Sweden’s accountancy association said in a statement: “It is very inappropriate
that the auditor participates in an elk hunt that the client company organises
and hosts.”
The
behavior by SCA executives and their associates would be at the limits of
corruption law in other countries, said Carl Rosen, head of Sweden’s
Shareholder’s Association. He condemned an “unholy alliance” between large
shareholders and company executives, insisting that companies should not be
free to spend unlimited sums on corporate travel and entertainment. He added:
“If the message is that you have to go to a hunting lodge in a corporate jet to
do business in Sweden, that’s bad.”
Swedish
steel company SSAB, whose executives also traveled on board SCA’s jets,
defended the practice of inviting clients on hunting trips. “Our customer hunts
are a tradition. I have chosen to continue with them,” CEO Martin Lindqvist
told Swedish media this week.
Sweden’s
main business daily last month called on the country’s capitalists to think
about their legitimacy in the eyes of the wider population.

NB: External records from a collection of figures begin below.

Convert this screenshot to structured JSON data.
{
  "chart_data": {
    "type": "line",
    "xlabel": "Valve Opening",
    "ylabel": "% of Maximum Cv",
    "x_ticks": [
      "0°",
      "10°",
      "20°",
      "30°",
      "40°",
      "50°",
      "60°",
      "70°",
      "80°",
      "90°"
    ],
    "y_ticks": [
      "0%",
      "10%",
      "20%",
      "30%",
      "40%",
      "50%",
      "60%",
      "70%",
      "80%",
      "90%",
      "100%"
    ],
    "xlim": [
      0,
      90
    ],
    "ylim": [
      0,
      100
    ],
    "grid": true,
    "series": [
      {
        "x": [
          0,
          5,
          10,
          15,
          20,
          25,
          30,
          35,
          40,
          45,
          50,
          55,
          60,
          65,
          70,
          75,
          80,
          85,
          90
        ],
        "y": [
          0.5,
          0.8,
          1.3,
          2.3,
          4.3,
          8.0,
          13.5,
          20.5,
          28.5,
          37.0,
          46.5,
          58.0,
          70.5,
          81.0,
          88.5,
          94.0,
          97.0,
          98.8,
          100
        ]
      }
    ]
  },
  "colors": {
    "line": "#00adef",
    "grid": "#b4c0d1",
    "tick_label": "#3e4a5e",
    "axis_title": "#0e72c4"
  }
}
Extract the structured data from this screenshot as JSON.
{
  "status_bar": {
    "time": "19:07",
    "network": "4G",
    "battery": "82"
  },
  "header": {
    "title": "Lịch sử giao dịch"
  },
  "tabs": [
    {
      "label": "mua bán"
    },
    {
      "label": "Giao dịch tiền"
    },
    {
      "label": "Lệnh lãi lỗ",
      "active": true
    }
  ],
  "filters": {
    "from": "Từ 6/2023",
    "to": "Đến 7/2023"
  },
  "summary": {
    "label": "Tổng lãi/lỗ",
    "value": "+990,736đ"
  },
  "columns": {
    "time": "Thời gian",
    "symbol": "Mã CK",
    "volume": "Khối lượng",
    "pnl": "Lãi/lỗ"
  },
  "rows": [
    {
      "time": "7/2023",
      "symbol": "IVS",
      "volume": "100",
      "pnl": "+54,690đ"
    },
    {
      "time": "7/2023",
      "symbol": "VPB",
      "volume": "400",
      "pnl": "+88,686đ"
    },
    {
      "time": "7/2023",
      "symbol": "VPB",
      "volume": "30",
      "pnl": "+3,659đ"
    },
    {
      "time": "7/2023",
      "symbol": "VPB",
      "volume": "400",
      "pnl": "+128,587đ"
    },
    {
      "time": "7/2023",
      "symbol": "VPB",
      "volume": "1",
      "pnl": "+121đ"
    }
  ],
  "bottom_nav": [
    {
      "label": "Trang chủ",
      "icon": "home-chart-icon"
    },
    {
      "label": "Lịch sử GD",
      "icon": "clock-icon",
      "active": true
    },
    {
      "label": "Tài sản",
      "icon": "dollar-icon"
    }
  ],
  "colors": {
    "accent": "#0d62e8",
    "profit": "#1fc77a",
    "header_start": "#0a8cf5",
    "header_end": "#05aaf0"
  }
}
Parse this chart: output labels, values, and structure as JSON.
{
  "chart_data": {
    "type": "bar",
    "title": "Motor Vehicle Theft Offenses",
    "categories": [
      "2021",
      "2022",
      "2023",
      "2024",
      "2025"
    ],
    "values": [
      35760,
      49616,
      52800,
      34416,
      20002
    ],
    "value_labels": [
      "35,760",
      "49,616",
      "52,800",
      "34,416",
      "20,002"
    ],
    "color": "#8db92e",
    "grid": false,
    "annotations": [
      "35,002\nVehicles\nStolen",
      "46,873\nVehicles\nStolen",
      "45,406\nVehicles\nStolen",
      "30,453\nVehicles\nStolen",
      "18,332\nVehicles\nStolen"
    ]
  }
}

In an editorial,
Dagens Industri said: “Royalty that celebrates its privileges in unsuitable
company is living dangerously, but a monarch who clearly contributes to the
development of society can bridge the gap between a culture of democracy and
the right to inherit the throne.”
SCA said it
had now changed its policy in regards to relatives using business aviation travel,
even when there is no extra cost to the company. It also said that business
aviation would no longer be used for corporate hospitality.